In reading the claims it is intended that when words such as “a”, “an”, “at least one”, and “at least a portion” are used there is no intention to limit the claims to only one item unless specifically stated to the contrary in the claims. Further, when the language “at least a portion” and/or “a portion” is used, the claims may include a portion and/or the entire items unless specifically stated to the contrary. Likewise, where the term “input” is used in connection with a device or system component, such as a fluid processing unit or electrical device, it should be understood to comprehend singular or plural and one or more signal channels or fluid lines as appropriate in the context. Finally, all publications, patents, and patent applications cited in this specification are herein incorporated by reference to the extent not inconsistent with the present disclosure as if each were specifically and individually indicated to be incorporated by reference and set forth in its entirety herein.

Claims

1. A method for operating a water softening system having first and second ion exchange water softeners; comprising a. softening the water in a first softening mode by directing the feedwater from a supply line through the first softener and then through the second softener and then to a system exit line for downstream use; andb. softening the water in a second softening mode by directing the feedwater from the supply line through the second softener and then through the first softener and then to the system exit line for downstream use.

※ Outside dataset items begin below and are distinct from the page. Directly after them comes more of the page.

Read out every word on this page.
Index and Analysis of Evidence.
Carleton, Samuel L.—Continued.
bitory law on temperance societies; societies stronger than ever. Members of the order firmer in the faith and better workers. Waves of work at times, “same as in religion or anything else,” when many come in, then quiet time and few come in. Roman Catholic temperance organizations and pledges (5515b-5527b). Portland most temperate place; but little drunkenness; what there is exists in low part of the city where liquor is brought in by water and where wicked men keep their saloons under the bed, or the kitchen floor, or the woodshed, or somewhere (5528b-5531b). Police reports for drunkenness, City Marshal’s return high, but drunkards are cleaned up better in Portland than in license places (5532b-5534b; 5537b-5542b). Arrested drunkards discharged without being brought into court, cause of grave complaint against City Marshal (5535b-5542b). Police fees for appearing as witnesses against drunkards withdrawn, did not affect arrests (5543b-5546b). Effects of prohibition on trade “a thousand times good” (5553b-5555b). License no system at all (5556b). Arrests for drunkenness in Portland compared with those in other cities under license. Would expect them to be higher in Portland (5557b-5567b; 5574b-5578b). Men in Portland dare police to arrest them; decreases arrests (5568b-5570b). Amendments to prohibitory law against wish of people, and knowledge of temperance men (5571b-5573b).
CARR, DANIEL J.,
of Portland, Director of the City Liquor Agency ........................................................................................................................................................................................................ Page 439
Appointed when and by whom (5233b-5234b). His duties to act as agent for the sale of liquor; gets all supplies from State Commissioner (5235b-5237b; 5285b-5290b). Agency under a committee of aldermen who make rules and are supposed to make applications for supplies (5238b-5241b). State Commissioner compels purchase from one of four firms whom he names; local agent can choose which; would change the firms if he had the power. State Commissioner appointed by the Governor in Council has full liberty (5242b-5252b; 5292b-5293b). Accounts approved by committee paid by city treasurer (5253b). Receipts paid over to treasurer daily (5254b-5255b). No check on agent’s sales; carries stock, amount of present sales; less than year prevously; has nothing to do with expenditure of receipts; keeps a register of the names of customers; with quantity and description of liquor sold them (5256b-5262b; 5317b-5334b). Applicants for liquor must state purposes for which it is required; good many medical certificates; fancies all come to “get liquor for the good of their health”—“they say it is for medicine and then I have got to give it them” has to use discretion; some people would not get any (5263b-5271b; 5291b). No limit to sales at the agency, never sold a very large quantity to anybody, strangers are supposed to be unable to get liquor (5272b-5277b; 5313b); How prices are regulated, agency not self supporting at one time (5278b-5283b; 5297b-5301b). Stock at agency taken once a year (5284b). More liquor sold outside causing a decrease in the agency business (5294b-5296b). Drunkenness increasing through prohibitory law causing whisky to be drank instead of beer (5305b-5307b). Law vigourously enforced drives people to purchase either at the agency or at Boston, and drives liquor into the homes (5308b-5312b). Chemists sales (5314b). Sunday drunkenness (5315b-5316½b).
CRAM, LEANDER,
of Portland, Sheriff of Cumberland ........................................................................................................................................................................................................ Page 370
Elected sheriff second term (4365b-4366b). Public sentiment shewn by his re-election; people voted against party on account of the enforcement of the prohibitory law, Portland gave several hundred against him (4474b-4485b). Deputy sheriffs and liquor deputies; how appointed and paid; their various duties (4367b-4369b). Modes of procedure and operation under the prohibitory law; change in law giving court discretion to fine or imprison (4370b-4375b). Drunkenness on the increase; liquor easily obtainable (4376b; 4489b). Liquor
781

2. The method of claim 1 further comprising softening the water in a third softening mode by directing the water through the first and second softeners in parallel fashion.

3. The method of claim 1 further comprising regenerating the first softener after (a) and before (b).

4. The method of claim 1 further comprising detecting a potential regeneration failure by monitoring an amount of brine solution drawn from a brine tank during regeneration and generating an error message when the amount drawn in a predetermined time falls below a predetermined level.

5. The method of claim 1 further comprising sanitizing one or more of the softeners by circulating a sanitizing solution through the ion exchange bed of the softener using a recirculation loop and recirculation pump.